Le châtain fixait une bouteille remplie de vin avec la ferme intention de résister. Plusieurs années s’étaient écoulées depuis son dernier verre. Tout ceci n’était plus qu’un vague fragment de son passé pour lui, mais il se souvint des nombreuses nuits passées dans sa chambre, à pleurer, où il n’avait fait que boire en silence. C’était bien avant la formation de la Septième Brigade. Il n’y avait qu’Artael et le Père Shalom qui avaient été mis au courant, dans cette période de sa vie, ainsi que quelques membres des alcooliques anonymes de Baldt.

Troyd avait réussi à lui faire revivre tout ça, six mois plus tôt. Et depuis ce jour, il travaillait dans son coin et se fermait de plus en plus à ses proches. C’était comme s’il avait rechuté dans la dépression… Non, il avait carrément fait une rechute, seulement il était dans le déni. Il ne savait pas comment gérer toutes ces pensées et toute cette honte. Pour lui, l’alcool avait été une échappatoire à son anxiété maladive. Il avait refusé de se faire traiter, jusqu’à ce que tout éclate durant la rébellion, en octobre et novembre 3913 AD. Pour lui, ça faisait maintenant sept ans qu’il était sobre…

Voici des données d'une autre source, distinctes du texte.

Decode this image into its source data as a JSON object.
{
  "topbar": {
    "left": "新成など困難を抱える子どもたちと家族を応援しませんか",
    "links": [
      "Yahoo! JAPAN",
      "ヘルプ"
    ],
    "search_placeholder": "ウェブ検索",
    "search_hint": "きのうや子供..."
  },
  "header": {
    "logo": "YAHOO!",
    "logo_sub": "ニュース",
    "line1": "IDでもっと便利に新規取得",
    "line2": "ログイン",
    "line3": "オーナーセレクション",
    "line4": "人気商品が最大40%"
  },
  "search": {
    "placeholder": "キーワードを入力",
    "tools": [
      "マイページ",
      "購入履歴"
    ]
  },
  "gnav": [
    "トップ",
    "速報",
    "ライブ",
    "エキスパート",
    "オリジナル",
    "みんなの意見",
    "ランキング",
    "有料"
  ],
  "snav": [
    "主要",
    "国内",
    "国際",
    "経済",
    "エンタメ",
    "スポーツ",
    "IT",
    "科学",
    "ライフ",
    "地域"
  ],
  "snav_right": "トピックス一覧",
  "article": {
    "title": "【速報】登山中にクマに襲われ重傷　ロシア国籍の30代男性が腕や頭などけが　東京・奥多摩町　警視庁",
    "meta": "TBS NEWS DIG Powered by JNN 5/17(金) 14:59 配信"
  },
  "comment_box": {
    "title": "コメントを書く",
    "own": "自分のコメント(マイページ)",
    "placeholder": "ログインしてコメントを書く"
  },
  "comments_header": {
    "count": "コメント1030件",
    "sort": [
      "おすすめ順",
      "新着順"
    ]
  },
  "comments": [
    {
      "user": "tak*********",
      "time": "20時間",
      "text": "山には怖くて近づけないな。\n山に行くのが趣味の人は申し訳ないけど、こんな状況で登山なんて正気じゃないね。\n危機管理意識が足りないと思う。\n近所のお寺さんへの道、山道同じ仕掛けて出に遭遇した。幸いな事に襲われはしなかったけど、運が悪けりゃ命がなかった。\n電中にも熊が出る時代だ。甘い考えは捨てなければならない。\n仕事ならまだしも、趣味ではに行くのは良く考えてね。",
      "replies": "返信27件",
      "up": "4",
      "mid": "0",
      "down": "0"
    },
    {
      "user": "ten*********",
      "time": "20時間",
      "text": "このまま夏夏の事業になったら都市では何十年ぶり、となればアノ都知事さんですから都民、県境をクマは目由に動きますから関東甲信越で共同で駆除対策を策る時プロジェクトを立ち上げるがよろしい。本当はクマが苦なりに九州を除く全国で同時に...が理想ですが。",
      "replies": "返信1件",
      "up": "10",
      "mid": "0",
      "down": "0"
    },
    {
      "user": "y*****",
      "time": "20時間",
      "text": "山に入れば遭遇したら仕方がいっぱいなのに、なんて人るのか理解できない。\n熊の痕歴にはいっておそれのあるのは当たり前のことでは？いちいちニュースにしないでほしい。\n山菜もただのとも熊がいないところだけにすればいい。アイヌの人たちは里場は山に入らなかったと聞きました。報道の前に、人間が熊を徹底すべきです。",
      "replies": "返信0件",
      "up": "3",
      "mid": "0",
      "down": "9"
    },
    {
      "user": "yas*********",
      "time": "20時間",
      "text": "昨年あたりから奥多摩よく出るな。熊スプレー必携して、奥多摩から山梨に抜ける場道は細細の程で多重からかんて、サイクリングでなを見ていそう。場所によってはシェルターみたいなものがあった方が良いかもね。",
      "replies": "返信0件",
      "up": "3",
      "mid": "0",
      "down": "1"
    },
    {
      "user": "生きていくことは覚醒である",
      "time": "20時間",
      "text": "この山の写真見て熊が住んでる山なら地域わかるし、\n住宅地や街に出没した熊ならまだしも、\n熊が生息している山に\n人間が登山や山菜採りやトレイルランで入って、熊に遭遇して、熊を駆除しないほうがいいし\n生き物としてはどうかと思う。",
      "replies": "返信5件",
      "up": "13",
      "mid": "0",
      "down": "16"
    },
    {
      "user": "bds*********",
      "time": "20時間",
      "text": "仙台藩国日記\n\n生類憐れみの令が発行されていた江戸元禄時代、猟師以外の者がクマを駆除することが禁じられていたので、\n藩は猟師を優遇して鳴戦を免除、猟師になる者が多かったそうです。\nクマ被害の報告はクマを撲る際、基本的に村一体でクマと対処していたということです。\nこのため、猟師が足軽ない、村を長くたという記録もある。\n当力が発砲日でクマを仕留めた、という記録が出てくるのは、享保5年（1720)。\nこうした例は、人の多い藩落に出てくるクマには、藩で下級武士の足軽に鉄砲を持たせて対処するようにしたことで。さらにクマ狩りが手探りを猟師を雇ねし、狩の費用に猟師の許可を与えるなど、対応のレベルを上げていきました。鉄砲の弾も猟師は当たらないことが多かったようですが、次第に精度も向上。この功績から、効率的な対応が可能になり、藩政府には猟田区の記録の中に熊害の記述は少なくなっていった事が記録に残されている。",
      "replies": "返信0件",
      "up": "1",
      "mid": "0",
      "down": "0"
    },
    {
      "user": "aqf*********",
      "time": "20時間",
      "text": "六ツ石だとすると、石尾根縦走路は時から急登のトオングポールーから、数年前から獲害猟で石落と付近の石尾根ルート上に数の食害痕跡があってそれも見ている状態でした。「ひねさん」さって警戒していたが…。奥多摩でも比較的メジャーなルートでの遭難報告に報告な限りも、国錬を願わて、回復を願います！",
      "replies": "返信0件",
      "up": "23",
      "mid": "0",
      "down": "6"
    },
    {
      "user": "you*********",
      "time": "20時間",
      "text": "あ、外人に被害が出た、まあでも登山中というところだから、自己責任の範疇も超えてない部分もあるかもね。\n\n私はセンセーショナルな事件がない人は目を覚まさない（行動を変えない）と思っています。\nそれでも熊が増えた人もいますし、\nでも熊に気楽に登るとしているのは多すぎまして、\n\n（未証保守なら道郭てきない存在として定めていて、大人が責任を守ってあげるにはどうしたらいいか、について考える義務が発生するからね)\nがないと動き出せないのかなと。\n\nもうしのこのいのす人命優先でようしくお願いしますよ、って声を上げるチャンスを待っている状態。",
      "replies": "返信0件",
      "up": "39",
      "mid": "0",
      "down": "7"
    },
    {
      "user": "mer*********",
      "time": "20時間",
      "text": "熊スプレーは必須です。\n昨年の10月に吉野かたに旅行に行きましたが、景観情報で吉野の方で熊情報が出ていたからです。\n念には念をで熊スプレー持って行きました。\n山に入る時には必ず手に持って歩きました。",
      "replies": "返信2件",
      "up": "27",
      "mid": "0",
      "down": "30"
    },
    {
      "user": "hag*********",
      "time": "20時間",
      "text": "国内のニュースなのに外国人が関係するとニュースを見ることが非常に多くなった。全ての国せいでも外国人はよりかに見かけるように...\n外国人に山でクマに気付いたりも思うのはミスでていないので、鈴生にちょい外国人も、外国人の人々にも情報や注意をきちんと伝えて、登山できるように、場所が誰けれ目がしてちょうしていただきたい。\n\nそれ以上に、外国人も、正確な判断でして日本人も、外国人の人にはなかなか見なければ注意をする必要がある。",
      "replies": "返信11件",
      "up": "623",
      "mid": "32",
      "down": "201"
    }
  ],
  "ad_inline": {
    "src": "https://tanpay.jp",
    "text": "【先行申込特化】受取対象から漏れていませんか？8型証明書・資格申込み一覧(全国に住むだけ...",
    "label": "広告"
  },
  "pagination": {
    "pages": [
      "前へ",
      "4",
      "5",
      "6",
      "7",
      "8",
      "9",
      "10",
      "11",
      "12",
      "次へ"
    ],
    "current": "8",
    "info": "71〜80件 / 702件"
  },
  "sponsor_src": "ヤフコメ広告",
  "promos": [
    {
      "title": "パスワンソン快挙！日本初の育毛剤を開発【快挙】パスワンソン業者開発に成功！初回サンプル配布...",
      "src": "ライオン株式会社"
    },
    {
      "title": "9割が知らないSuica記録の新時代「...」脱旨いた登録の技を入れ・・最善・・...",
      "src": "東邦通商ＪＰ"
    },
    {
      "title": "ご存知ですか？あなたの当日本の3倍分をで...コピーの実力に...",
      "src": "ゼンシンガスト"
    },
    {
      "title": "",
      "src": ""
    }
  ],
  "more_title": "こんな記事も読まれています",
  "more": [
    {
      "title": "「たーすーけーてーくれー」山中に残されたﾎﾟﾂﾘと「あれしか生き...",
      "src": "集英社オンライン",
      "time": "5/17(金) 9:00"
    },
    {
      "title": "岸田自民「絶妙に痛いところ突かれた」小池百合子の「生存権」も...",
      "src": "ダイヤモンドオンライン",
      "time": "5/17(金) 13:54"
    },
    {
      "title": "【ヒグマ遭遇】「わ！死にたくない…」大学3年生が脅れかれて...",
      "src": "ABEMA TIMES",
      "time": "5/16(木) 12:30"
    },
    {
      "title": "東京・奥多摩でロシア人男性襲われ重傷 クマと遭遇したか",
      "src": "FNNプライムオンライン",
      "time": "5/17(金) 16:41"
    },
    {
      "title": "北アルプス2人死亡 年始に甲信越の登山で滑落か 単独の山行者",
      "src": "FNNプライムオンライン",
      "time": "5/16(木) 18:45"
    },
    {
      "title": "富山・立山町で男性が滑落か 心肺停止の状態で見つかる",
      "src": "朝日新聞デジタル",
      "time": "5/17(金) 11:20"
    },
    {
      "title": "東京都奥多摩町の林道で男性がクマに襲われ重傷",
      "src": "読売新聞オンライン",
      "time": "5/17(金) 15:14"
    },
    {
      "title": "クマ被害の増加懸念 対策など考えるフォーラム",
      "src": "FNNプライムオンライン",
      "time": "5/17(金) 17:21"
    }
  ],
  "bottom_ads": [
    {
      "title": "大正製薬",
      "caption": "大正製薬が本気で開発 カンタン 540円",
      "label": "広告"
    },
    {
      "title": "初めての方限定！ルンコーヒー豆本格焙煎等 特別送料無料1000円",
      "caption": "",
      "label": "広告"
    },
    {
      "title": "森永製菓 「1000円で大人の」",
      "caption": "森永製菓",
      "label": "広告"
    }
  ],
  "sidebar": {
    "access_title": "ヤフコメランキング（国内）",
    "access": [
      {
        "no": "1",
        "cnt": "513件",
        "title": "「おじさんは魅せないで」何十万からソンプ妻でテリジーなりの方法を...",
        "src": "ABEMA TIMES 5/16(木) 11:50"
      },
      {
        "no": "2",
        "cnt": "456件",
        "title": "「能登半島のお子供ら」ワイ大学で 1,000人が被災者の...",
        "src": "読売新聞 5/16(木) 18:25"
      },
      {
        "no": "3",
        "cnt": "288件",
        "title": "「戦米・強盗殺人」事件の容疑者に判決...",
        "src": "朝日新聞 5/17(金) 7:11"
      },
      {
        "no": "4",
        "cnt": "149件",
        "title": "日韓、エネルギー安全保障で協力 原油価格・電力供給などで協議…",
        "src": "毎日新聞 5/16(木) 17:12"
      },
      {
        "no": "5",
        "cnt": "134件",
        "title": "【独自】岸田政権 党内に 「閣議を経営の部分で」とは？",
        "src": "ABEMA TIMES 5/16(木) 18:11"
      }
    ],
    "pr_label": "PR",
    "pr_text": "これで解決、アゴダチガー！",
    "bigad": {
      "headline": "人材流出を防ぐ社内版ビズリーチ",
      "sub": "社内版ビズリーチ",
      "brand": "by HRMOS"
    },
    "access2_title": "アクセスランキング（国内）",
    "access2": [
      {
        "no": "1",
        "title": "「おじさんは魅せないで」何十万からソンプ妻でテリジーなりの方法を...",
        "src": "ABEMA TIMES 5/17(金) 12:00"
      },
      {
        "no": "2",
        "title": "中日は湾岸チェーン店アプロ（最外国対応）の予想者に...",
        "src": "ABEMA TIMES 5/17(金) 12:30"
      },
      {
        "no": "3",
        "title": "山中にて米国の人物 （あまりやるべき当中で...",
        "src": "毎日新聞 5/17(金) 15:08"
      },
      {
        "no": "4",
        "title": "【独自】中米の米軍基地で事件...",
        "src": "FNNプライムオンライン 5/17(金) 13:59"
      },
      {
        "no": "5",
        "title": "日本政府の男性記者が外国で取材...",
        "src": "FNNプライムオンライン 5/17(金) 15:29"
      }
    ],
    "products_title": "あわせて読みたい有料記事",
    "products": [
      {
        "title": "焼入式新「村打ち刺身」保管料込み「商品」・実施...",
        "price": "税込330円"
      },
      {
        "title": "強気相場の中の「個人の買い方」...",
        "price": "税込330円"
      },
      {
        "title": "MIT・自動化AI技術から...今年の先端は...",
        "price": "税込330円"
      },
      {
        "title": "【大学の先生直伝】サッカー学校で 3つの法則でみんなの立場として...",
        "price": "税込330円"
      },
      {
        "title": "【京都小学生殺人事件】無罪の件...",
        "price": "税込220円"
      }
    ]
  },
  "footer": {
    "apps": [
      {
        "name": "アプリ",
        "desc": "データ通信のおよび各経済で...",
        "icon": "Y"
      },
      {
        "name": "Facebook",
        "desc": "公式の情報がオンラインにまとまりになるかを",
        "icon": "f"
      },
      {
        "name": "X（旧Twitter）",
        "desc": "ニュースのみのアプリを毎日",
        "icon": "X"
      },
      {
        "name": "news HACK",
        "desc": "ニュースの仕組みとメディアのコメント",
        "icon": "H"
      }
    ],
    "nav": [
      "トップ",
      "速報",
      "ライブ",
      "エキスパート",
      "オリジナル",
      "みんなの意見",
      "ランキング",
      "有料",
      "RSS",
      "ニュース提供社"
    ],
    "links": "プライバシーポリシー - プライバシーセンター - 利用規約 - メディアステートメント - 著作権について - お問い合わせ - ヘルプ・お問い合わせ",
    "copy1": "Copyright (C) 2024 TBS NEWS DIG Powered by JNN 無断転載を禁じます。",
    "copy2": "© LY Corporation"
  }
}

Il se souvint que Shayne l’avait une fois écouté alors qu’il conduisait la calèche, lors de sa plus grosse crise. Repenser à tout cela lui donnait envie de boire un verre. Il voulait oublier. Ses antidépresseurs ne l’aidaient plus tellement. Sa dose n’était plus assez suffisante pour lui. Il n’arrivait même plus à se confier à qui que ce soit, comme s’il se sentait pris au piège, dans ses propres pensées. Il refusait même de se confier à Monsieur Plante, son ancien thérapeute. Il n’avait pas envie qu’on fouille encore une fois dans son cerveau, mais il n’avait plus le choix… Il avait besoin d’aide.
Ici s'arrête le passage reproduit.